Energy is almost unrelated to information, however, there is a lower limit on the work must do to "forget" information in a non reversible algorithm: this is the Landauer limit and arises to uphold the second law of thermodynamics simply because the any information must be encoded in a physical system's state: there is no other "ink" to write in in the material world. Therefore, if we swipe computer memory, the Kolmogorov complexity of the former memory state must get pushed into the state of the surrounding World.

Afterword: I should declare bias by saying I subscribe to many of the ideas of the MaxEnt interpretation, but disagree with Jaynes's "proof" of the second law. There is no problem with Jayne's logic but (Author's i.e. My Opinion): after an irreversible change, the system's substates are correlated and one has to describe how they become uncorrelated again before one can apply Jaynes's argument again. So, sadly, I don't think we have a proof of the second law here.

Energy is the relationship between information regimes. That is, energy is manifested, at any level, between structures, processes and systems of information in all of its forms, and all entities in this universe is composed of information. To understand information and energy, consider a hypothetical universe consisting only of nothingness. In this universe imagine the presence of the smallest most fundamental possible instance of deformation which constitutes a particle in this otherwise pristine firmament of nothingness. Imagine there is only one instance of this most fundamental particle and let us dub this a Planck-Particle PP. What caused this PP to exist is not known, but the existence of the PP constitutes the existence of one Planck-Bit (PB) of information. Resist the temptation to declare that energy is what caused our lone PP to exist. In this analogy, as in our reality, the ‘big’ bang that produced our single PP is not unlike the big bang that caused our known universe in that neither can be described in terms of any energy relationship or regime known to the laws of physics in this universe.

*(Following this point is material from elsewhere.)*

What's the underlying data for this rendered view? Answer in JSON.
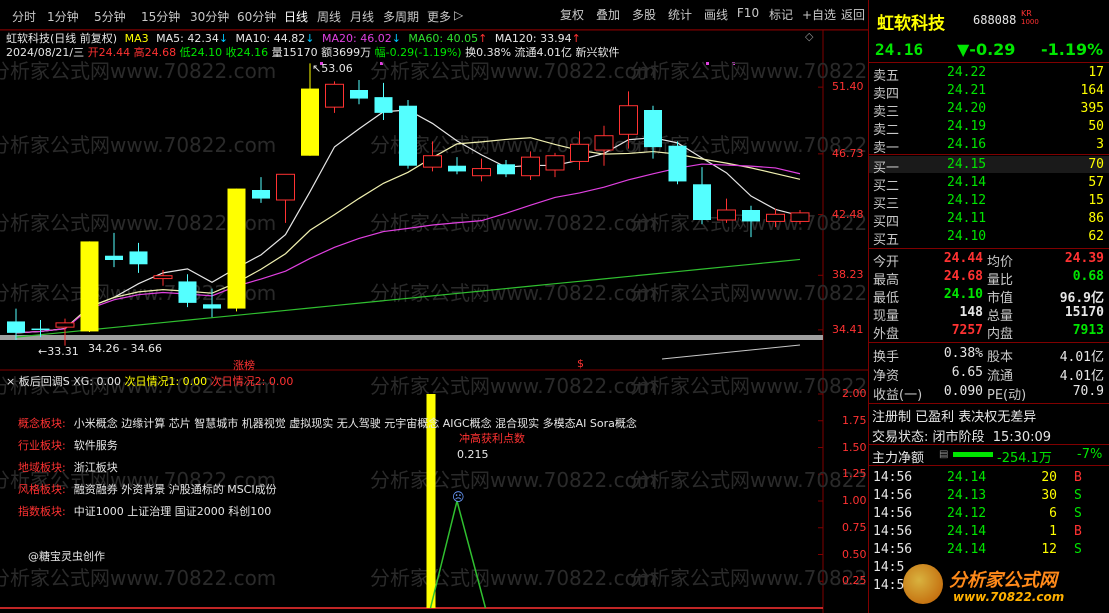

This PB represents the most fundamental manifestation of information possible in this universe. Hence, the only energy that exists in this conceptual universe will be described by the relationship (there’s that word again) between the lone PP and the rest of the firmament of nothingness that describes its universe. Call this energy a Planck-quantum (PQ). Note that this PQ of energy in this universe only exists by virtue of the existence of the PP alone in relation to the surrounding nothingness. With only one PP there are few descriptions of energy that can be described. There is no kinetic energy, no potential energy no gravity no atomic or nuclear energy no entropy, no thermodynamics etc.. However, there will be some very fundamental relationships pertaining to the degrees-of freedom defined by our PP compared to is bleak environment that may be describable as energy.

Should we now introduce a second PP into our sparse universe, you may now define further relationship and energy regimes within our conceptual growing universe, and formulate Nobel worthy theories and equations which describe these relationships. Kinetic energy suddenly manifest as the relationship of distance between our lonely PP’s suddenly comes into existence. Likewise, energy as we know it describes the relationships manifested between information regimes which are describable by the language of mathematics.